Congenital cystic lesions of the biliary tract (CCLBT) are rare congenital biliary pathologies due to an abnormality of the development of ductal plaque during embryogenesis (Congenital Cystic Lesions of the Intrahepatic Bile Ducts,
CCLIBD) or they may be secondary to abnormalities of the pancreaticobiliary junction (Congenital Cystic Lesions of the Extrahepatic Bile Ducts,
CCLEBD) [1].
As regards the CCLIBD,
the caliber of malformed ducts determines the type of ductal plate malformation.
If small interlobular bile ducts are affected,
Von Meyenburg complex or congenital hepatic fibrosis results.
If medium-sized intrahepatic ducts are affected,
autosomal dominant polycystic liver disease results.
Caroli disease is the result of ductal plate malformation of large intra- hepatic bile ducts [2].
Although the cause is unclear,
it is widely accepted that the prototype of CCLED,
choledochal cysts, arises from an anomalous pancreaticobiliary ductal junction,
particularly a long common channel,
which is seen in 50–80% of patients [3,
4,
5].
Clinically,
most of these conditions,
such as biliary hamartomas,
may be asymptomatic and they may be found incidentally on abdominal imaging performed for other indications.
On the other hand,
in a small group of patients,
CCLBT may present in childhood or young adulthood with pain in the right upper quadrant and recurrent attacks of cholangitis with fever and jaundice (in the Caroli disease) or pancreatitis (in choledochal cysts),
which are the most frequent complications [6].
Another known complication is malignancy [6,
7].
The overall risk of cancer in choledochal cysts is 10–15%,
commonly affecting the extrahepatic bile ducts and gallbladder [7].
The different types of fibropolycystic liver disease demonstrate characteristic findings at computed tomography (CT) and magnetic resonance (MR) imaging.
Patients with congenital hepatic fibrosis typically have imaging evidence of liver morphologic abnormalities,
varices,
splenomegaly,
renal lesions,
and other associated ductal plate abnormalities.
Biliary hamartomas usually manifest as multiple cysts that are nearly uniform in size and measure up to 15 mm in diameter.
Autosomal dominant polycystic disease typically manifests as an enlarged and diffusely cystic liver.
In Caroli disease,
cystic or fusiform dilatation of the intrahepatic ducts is seen,
as well as the "central dot sign," which corresponds to a portal vein branch protruding into the lumen of a dilated bile duct.

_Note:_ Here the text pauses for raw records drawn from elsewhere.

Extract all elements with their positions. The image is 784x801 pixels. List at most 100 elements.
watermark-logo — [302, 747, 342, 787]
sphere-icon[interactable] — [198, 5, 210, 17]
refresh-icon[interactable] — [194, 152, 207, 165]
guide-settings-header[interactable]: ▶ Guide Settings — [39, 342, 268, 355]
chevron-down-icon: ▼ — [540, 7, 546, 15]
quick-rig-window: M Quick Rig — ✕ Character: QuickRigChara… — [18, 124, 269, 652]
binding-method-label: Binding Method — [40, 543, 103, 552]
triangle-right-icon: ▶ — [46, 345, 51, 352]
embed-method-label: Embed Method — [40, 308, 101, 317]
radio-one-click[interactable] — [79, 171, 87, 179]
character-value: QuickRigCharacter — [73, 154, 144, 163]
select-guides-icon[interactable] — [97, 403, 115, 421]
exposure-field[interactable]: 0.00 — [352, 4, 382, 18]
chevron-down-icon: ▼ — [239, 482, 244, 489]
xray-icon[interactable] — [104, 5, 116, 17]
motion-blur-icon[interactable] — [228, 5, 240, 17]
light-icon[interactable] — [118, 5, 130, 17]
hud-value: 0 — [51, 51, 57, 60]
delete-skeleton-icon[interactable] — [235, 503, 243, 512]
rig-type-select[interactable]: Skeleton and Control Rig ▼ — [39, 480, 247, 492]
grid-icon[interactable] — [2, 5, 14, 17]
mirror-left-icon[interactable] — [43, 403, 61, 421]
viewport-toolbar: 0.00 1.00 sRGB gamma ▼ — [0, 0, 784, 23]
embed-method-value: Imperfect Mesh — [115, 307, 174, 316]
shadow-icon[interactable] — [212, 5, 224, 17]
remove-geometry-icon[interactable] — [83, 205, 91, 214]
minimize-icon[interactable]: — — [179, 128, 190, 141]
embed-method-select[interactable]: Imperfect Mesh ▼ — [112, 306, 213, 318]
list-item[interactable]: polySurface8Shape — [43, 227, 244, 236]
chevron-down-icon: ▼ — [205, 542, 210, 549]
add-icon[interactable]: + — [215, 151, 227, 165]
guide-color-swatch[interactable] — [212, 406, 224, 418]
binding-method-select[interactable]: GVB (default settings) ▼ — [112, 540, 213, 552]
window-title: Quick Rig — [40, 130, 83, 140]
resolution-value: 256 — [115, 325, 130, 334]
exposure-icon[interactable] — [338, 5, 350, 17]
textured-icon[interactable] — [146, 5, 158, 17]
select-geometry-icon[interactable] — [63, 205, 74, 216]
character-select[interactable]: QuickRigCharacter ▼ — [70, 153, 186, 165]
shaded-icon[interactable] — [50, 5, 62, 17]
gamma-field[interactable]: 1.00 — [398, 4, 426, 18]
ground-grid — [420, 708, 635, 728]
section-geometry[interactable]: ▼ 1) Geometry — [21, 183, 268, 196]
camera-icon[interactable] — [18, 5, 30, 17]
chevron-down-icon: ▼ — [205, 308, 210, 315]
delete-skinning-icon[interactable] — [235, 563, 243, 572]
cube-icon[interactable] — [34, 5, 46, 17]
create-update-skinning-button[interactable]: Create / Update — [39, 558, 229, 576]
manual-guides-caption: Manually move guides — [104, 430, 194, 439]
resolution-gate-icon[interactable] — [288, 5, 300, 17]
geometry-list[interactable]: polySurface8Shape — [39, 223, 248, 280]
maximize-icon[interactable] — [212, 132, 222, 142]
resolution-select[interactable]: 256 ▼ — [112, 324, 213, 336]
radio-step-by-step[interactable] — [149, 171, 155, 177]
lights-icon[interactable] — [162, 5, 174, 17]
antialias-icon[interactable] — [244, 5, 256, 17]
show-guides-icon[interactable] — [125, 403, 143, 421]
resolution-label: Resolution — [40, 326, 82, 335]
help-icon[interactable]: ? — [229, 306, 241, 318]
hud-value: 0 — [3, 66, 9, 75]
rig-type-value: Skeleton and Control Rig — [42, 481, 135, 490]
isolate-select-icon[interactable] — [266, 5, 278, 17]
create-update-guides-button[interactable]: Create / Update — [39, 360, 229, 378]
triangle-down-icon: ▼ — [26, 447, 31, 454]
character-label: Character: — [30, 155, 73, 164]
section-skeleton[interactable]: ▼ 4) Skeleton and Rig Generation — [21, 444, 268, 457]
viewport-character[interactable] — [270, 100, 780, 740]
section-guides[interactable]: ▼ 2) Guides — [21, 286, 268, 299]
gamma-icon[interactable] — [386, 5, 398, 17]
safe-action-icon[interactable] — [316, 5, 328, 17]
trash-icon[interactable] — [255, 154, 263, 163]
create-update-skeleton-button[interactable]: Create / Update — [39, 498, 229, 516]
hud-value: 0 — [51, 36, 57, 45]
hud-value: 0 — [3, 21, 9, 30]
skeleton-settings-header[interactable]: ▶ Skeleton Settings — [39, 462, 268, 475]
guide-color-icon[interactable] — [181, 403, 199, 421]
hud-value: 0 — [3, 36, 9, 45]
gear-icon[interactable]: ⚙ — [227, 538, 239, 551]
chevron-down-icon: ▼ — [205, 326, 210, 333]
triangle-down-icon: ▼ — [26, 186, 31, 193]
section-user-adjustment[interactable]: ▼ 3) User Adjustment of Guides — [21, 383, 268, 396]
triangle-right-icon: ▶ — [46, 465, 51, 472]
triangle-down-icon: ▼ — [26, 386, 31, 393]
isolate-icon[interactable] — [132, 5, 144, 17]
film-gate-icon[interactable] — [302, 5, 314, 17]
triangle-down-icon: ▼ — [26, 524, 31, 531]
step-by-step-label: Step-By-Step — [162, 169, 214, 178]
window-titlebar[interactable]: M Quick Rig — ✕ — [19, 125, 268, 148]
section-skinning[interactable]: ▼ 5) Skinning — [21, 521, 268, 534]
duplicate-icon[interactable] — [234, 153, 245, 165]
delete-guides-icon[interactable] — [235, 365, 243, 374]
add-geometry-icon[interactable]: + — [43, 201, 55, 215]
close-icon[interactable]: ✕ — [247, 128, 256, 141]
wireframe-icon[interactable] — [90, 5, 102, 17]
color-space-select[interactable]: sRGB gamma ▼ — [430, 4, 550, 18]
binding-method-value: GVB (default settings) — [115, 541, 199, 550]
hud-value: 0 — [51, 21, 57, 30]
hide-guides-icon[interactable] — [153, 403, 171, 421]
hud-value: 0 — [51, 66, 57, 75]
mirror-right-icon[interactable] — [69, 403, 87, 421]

Choledochal cyst manifests as a fusiform or cystic dilatation of the extrahepatic bile duct [2].
MRI modalities for the analysis of the biliary tree are mainly represented by T2-weighted sequence,
also known as MR cholangiography (MRCP),
and T1-weighted gadolinium-enhanced sequences [8].
In this educational exhibit,
we describe the most common imaging findings of these conditions and provide differential diagnosis on imaging.